★★☆☆☆

126 min | PG-13 | July 15, 2022 | Columbia Pictures

A girl raised alone in the North Carolina marsh becomes a murder suspect when a local man turns up dead. The trial flashes back across her whole isolated life. The swamp is more convincing than anything that happens in it.

Kya Clark grows up abandoned in the marshes outside a small North Carolina town. The locals call her the Marsh Girl and treat her as something less than human. When Chase Andrews dies beneath a fire tower, the town decides she did it, and the film unfolds as a courtroom drama braided with the story of how she got there. Olivia Newman wants this to be two things at once. It wants to be a murder mystery and a coming-of-age romance, and it commits fully to neither.

Daisy Edgar-Jones plays Kya as watchful and guarded, which fits a character who trusts no one. The problem is that the guard never drops in a way that reveals what is underneath. Taylor John Smith plays Tate Walker as the gentle boy who teaches her to read, and he is so uniformly decent that he reads as a plot function rather than a person. Harris Dickinson gives Chase Andrews a flicker of menace that the script keeps sanding down. David Strathairn plays defense attorney Tom Milton with the only lived-in performance in the film, and every scene improves the moment he speaks.

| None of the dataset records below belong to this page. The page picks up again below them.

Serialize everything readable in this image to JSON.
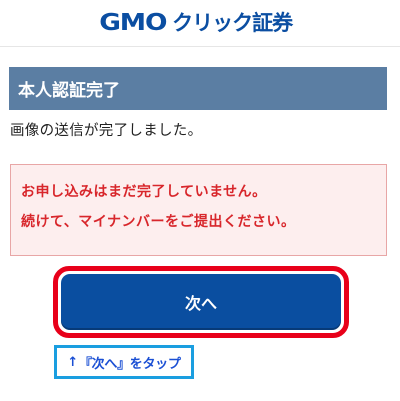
{
  "header": {
    "logo_gmo": "GMO",
    "logo_rest": "クリック証券"
  },
  "section": {
    "title": "本人認証完了"
  },
  "message": "画像の送信が完了しました。",
  "alert": {
    "line1": "お申し込みはまだ完了していません。",
    "line2": "続けて、マイナンバーをご提出ください。",
    "color": "#d8262b"
  },
  "next_button": {
    "label": "次へ",
    "color": "#0a4ea0",
    "highlight_color": "#e8001a"
  },
  "annotation": {
    "arrow": "↑",
    "text": "『次へ』をタップ",
    "color": "#1a4fd4"
  }
}
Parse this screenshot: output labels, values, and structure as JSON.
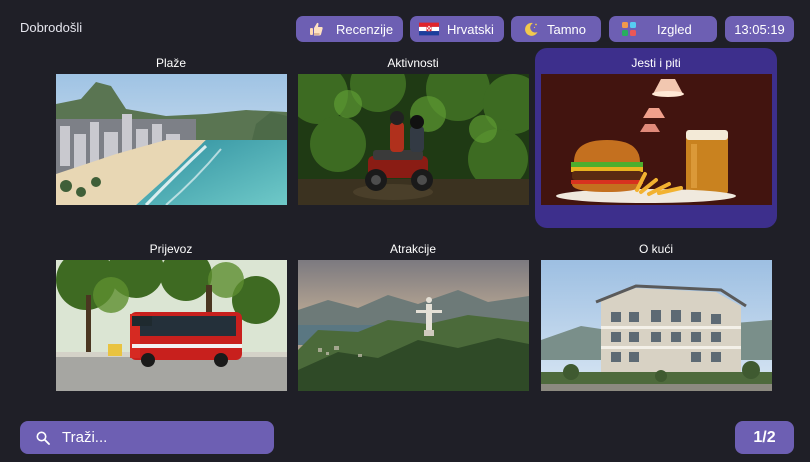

Newman directs from a screenplay by Lucy Alibar, adapting Delia Owens’s novel. The cinematography renders the marsh in soft golden light, and that prettiness is the central miscalculation. A story about poverty, abuse, and a child surviving alone in the wild should look harsh, but every frame is lit like a perfume ad. The editing cross-cuts between the trial and the past so relentlessly that neither timeline builds tension. The film tells you constantly how Kya feels without ever letting an image do the work.

This is a glossy adaptation that mistakes good production design for emotional weight. The mystery resolves with a twist the film treats as profound and the staging treats as an afterthought. Edgar-Jones and Strathairn are doing real work inside a movie that keeps smoothing every edge that might have cut. What remains is handsome, sincere, and inert.